DUI dismissed against Randolph man
ELKINS – A felony DUI third offense charge against a Valley Bend man was dismissed without prejudice Monday in Randolph County Magistrate Court.
Matthew Avery Waddell, 53, was arrested by Trooper J.M. Hebb, of the West Virginia State Police, in April after being stopped at a DUI checkpoint in Crystal Springs and allegedly failing three field sobriety tests.
Hebb testified in court Monday that when Waddell arrived at the checkpoint he could smell alcohol coming from the vehicle and that he displayed signs of being under the influence.
“Whenever this officer spoke to Mr. Waddell I noticed the odor of an alcoholic beverage coming from inside the vehicle, and once I spoke with Mr. Waddell I noticed that his eyes were red and glassy, his speech was slurred and I could also notice the smell of an alcoholic beverage coming from his breath,” Hebb said on the witness stand.
Hebb said he had Waddell pull off the side of the road so he could administer three field sobriety tests.
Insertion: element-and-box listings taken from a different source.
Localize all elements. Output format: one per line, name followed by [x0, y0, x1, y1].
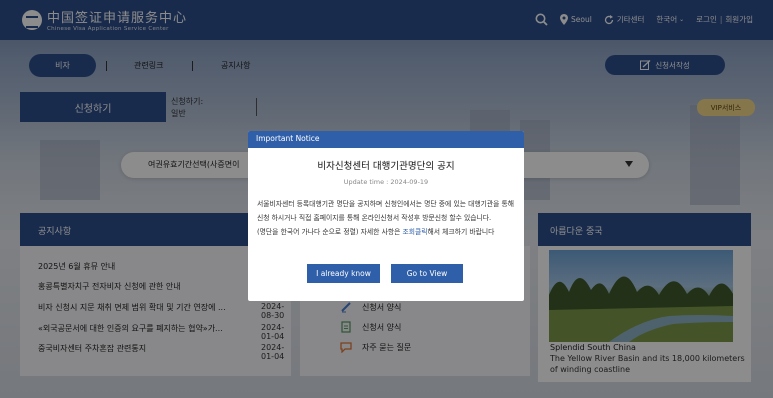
- modal-body-paragraph: 서울비자센터 등록대행기관 명단을 공지하며 신청인에서는 명단 중에 있는 대…: [257, 200, 515, 222]
- important-notice-modal: Important Notice 비자신청센터 대행기관명단의 공지 Updat…: [248, 131, 524, 301]
- go-to-view-button[interactable]: Go to View: [391, 264, 463, 283]
- modal-body: 서울비자센터 등록대행기관 명단을 공지하며 신청인에서는 명단 중에 있는 대…: [257, 197, 517, 239]
- lookup-click-link[interactable]: 조회클릭: [403, 228, 428, 236]
- already-know-button[interactable]: I already know: [307, 264, 380, 283]
- modal-body-text: 해서 체크하기 바랍니다: [427, 228, 495, 236]
- modal-body-paragraph: (명단을 한국어 가나다 순으로 정렬) 자세한 사항은 조회클릭해서 체크하기…: [257, 225, 517, 239]
- modal-header: Important Notice: [248, 131, 524, 148]
- modal-body-text: (명단을 한국어 가나다 순으로 정렬) 자세한 사항은: [257, 228, 403, 236]
- modal-title: 비자신청센터 대행기관명단의 공지: [317, 161, 455, 172]
- modal-update-time: Update time : 2024-09-19: [343, 178, 429, 186]
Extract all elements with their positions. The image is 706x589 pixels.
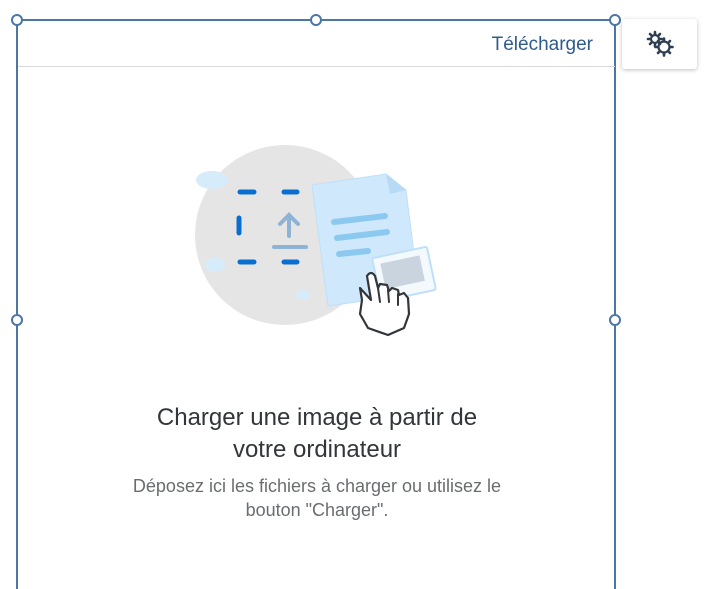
panel-toolbar: Télécharger (18, 21, 615, 67)
upload-title: Charger une image à partir de votre ordi… (100, 402, 534, 466)
upload-title-line2: votre ordinateur (232, 436, 402, 463)
settings-button[interactable] (622, 19, 697, 69)
upload-title-line1: Charger une image à partir de (156, 404, 478, 431)
gears-icon (646, 30, 674, 57)
upload-hint-line1: Déposez ici les fichiers à charger ou ut… (132, 476, 502, 496)
upload-hint-line2: bouton "Charger". (245, 500, 389, 520)
resize-handle-middle-right[interactable] (609, 314, 621, 326)
upload-illustration (195, 145, 437, 337)
download-link[interactable]: Télécharger (492, 34, 593, 56)
resize-handle-middle-left[interactable] (11, 314, 23, 326)
upload-hint: Déposez ici les fichiers à charger ou ut… (90, 474, 544, 522)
Hebb added that Waddell failed all three, “indications that he was under the influence of drugs or alcohol.”
Hebb said Waddell refused to take a preliminary breathalyzer test and was taken into custody at that time.
Attorney Ty Nestor, who represented Waddell, said the report generated by Hebb said his client was “steady when exiting the vehicle but he was unsteady while standing.”
Nestor then asked, “With respect to his (Waddell’s) unsteadiness, did you ever inquire if he had any kind of impairments that would not enable him to perform some of these field sobriety tests properly?”
“Yes sir,” Hebb replied.
Nestor said, “What specifically did you ask him?”
“I asked him if he had any injuries or ailments that would affect his ability to take the test,” Hebb said.
“And what was his response to that, sir?” Nestor asked.
“His response was that his leg was hurting him at that time but he would still do the tests,” Hebb responded.
Nestor then asked Hebb if Waddell told him where he had been or what he had been doing that day.
“He said he was at a bar down the road and he had consumed a couple of beers and that he had been working before going to the bar,” Hebb said.
Hebb concluded by saying that a warrant for a blood test was ordered on Waddell because he had also refused the Intoximeter test.
Following Hebb’s testimony, Waddell took the stand.
Nestor asked Waddell if he had a difficult time performing the field sobriety tests that were administered to him at the checkpoint.
“Yes sir, I can’t do it sober,” Waddell said.
Waddell testified he had trouble performing the tests due to back, leg and ankle injuries that he suffered during his time in the military. Waddell said he told Hebb about the injuries before attempting the tests.
Assistant Prosecuting Attorney Lori Haynes asked Waddell just one question.
“Did your work conditions and previous military injuries cause the smell of alcohol to be emanating from your vehicle and your breath?” Haynes asked.
“I don’t know about that,” Waddell replied.
During closing remarks, Haynes said she felt the state had probable cause because the defendant was seen as having slurred speech and glassy eyes, with the “smell of alcoholic beverages coming from the defendant’s car and breath,” and because he “failed all three field sobriety tests.”
Haynes said “even with all the things that prevented him from completing a field sobriety test, those do not explain the odor of alcohol coming from Mr. Waddell’s vehicle.”
Nestor countered by saying there were no scientific results that said Waddell had a blood alcohol content of .08 percent or above. Nestor said that just because Waddell stopped at a bar, that did not mean he was necessarily impaired by alcohol.
“It is not illegal to have a drink and drive, it is not illegal to have two drinks and drive if you are over a certain weight or what have you. It is only illegal to drive while being impaired and having a blood alcohol content of above .08,” Nestor said. “You have no evidence whatsoever, not could you possibly discern a .08 blood alcohol content on my client from any of the information you have, without any scientific testing.”
After a 15-minute recess, Chief Magistrate Ben Shepler decided to dismiss the charge without prejudice.
“At no point in time has the state heard any testimony that the defendant was at .08 or greater and at this time, the court has to dismiss this case without prejudice,” Shepler said. “However, this case has not heard the results of the blood test. This is dismissed without prejudice, which means it can be brought back up at any time the state wishes to do so.”
Also in Randolph County Magistrate Court Monday:
- Charges against both Clarissa Hope Linger, 19, of Tallmansville, and Jedidiah Mallow, of Elkins, were dismissed without prejudice. They had each been charged with one felony count of conspiracy to commit burglary.
- Danny Lee Owens, 22, of Belington, waived his right to a preliminary trial. Owens is charged with one felony count of introducing a controlled substance into a regional jail. He is currently housed at Tygart Valley Regional Jail on a $25,000 cash only bond.